İHH İnsani ve Sosyal Araştırmalar Merkezi
Hiçbir kıta renksel bir tanım içermezken neden Afrika söz konusu olduğunda “kara kıta” demek normaldir? Bu ifadeyi kullanmak, tekrarlamak ve yaygınlaştırmak Afrika’ya yapılan en büyük haksızlık şüphesiz. Avrupa Avrupa ise Afrika da Afrika’dır!
Medyada, gündelik hayatta gelişigüzel kullanılan bir ifade “kara kıta Afrika”. Afrika’nın bahtsızlığını, kötü kaderini ve sorunları kristalleştiren imgesel bir söylem. Televizyon haberlerinde, gazete manşetlerinde, kampanyalarda, seyahatnamelerde sıkça karşılaştığımız bir ifade. İyi niyetle kullanıldığına şüphe yok ancak içinde barındırdığı önyargılar dikkatimizi çekmemekte. “Kara kıta” ifadesinin zahiri anlamının ötesinde belli bir dünya görüşünü temsil eden mitsel bir imgeye dönüştüğünü unutmamalıyız! Bir zamanlar Osmanlı’ya yakıştırılan “Hasta Adam” gibi içinde pek çok önyargı barındıran bu “masum” ifade de Afrika’da şartların iyileşmesinin önündeki engellerden biri.
Aslında bu ifade Afrika’ya yönelik oryantalist bakışın bir meyvesidir. Batı karşısında Afrika’yı bir kalıba hapsetme çabasıdır. “Kara kıta” söyleminin İngiliz kaynaklarındaki karşılığı “the dark continent”. Zahirde Afrika’nın bilinmeyen (Avrupalılar gözünde) henüz keşfedilmemiş iç bölgelerini adlandırmak için kullanılmış bir ifade. İfade ilk olarak gazeteci Henry M. Stanley’nin Afrika’nın içlerine yaptığı meşhur yolculuğunun ardından 1878’de yazdığı kitapta karşımıza çıkıyor. Ancak terim zaman içinde coğrafik bir tanımlamanın, edebi bir benzetmenin çok ötesine geçerek Afrika’nın genelini temsil eden Avrupa merkezli bir bakışın ürünü haline gelmiştir.

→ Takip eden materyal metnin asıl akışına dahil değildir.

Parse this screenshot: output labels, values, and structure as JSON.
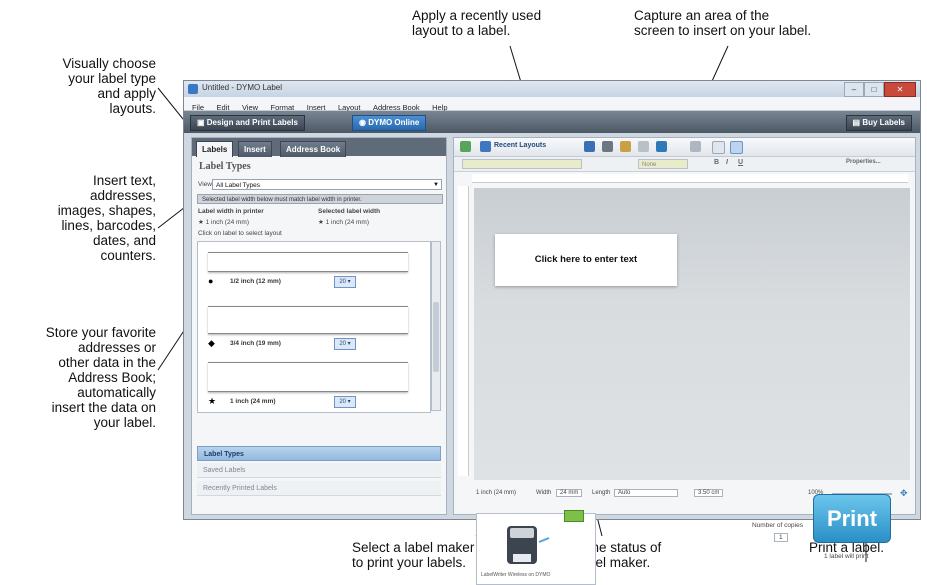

Oryantalizmin maskesini düşüren meşhur akademisyen Edward Said’in sıksık alıntılar yaptığı Joseph Conrad’ın 1899 tarihli“Karanlığın Yüreği-Heart of Darkness” romanı da bu mitsel imgenin oluşumunda önemli bir rol oynamıştır. Afrika’nın talihsiz ve tarihsiz olduğu hükmünü veren bu bakışa göre Afrika her yönüyle zifiri karanlıktır. Sadece insanlarının ten rengi değil talihi de tarihi de karanlıktır. Bu söylem 19.yüzyılda Afrika’nın içlerine yolculuk yapan kâşif, denizci ve misyonerlerin sıklıkla kullandığı bir ifade haline gelmiş ve adeta Afrika’nın kaderi olmuştur. Daha düne kadar devam eden bu bakış açısı İngiliz tarihçi Hugh Trover-Roper tarafından şöyle dillendirilmiştir: “Belki gelecekte öğrenilebilecek bir Afrika tarihinden bahsedilebilir ama şu an böyle bir şey söz konusu değil veya çok az. Afrika’daki Avrupalıların tarihi mevcut sadece. Gerisi ise Avrupa öncesi ve Kolombus öncesi Amerika gibi karanlık. Ve ‘karanlık’ tarihin konusu değildir.”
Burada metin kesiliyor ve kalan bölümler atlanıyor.